Gemfury incident

Upload processing delays

Minor Resolved View vendor source →

Gemfury experienced a minor incident on August 20, 2020 affecting Uploads, lasting 9h 52m. The incident has been resolved; the full update timeline is below.

Started
Aug 20, 2020, 06:10 PM UTC
Resolved
Aug 21, 2020, 04:02 AM UTC
Duration
9h 52m
Detected by Pingoru
Aug 20, 2020, 06:10 PM UTC

Affected components

Uploads

Update timeline

  1. investigating Aug 20, 2020, 02:46 AM UTC

    We are investigating upload delays due to locked up background job workers.

  2. investigating Aug 20, 2020, 07:18 AM UTC

    Issue is quite difficult to reproduce. We have implemented additional instrumentation to capture the issue when it happens in production. We will keep this issue open over the next period of high traffic.
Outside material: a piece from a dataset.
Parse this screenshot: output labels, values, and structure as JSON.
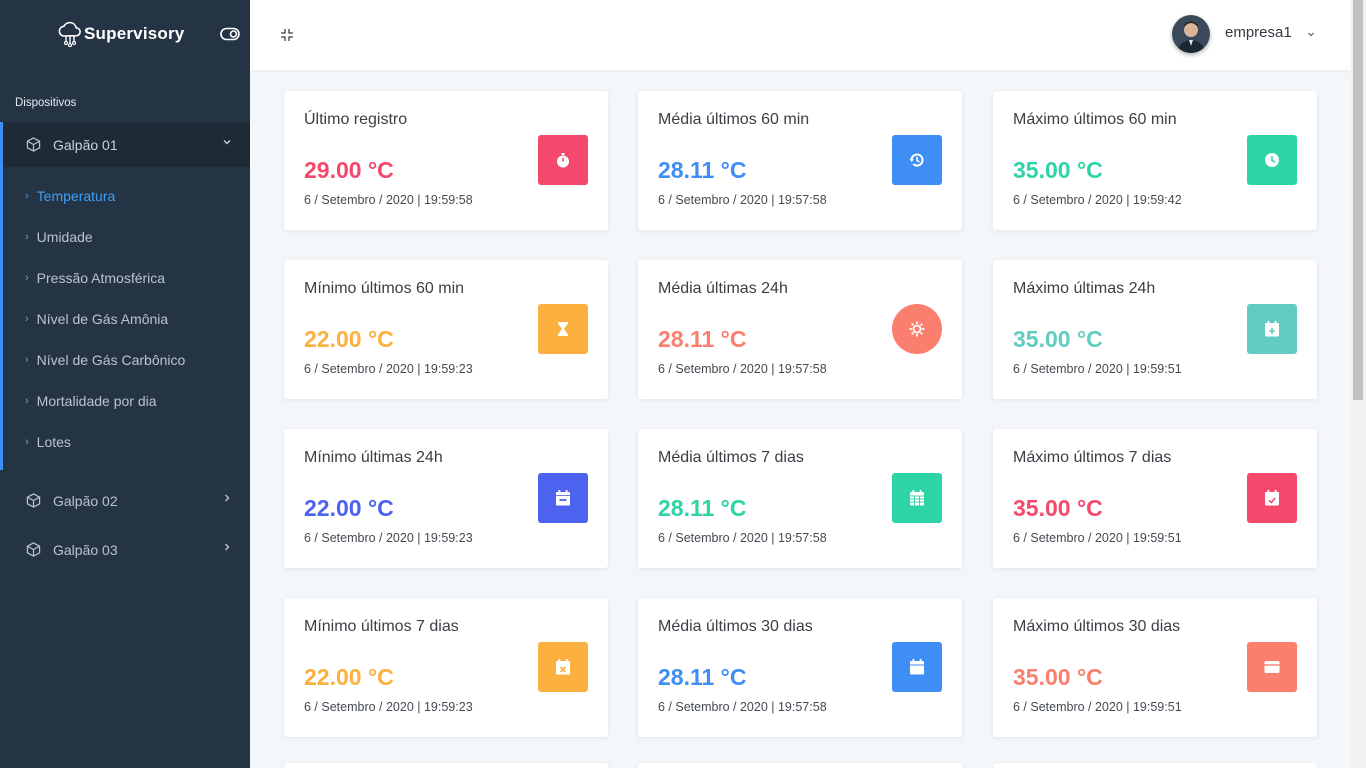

  3. identified Aug 20, 2020, 06:10 PM UTC

    We've found code that has terrible performance for packages with many versions. Multiple background jobs containing this code consume all the worker slots denying other jobs from being processed. (Edit: Jobs that bring your uploads to your dashboard and indexes.)

  4. monitoring Aug 20, 2020, 07:53 PM UTC

    We've sped up one hot path by about 75%, and provisioned larger workers. Still seeing delays.

  5. monitoring Aug 20, 2020, 08:22 PM UTC

    We're starting to see some progress. Workers keeping up with incoming work. Still monitoring

  6. resolved Aug 21, 2020, 04:02 AM UTC

    We were able to stabilize uploads, and we'll keep this as an area of focus. Resolving.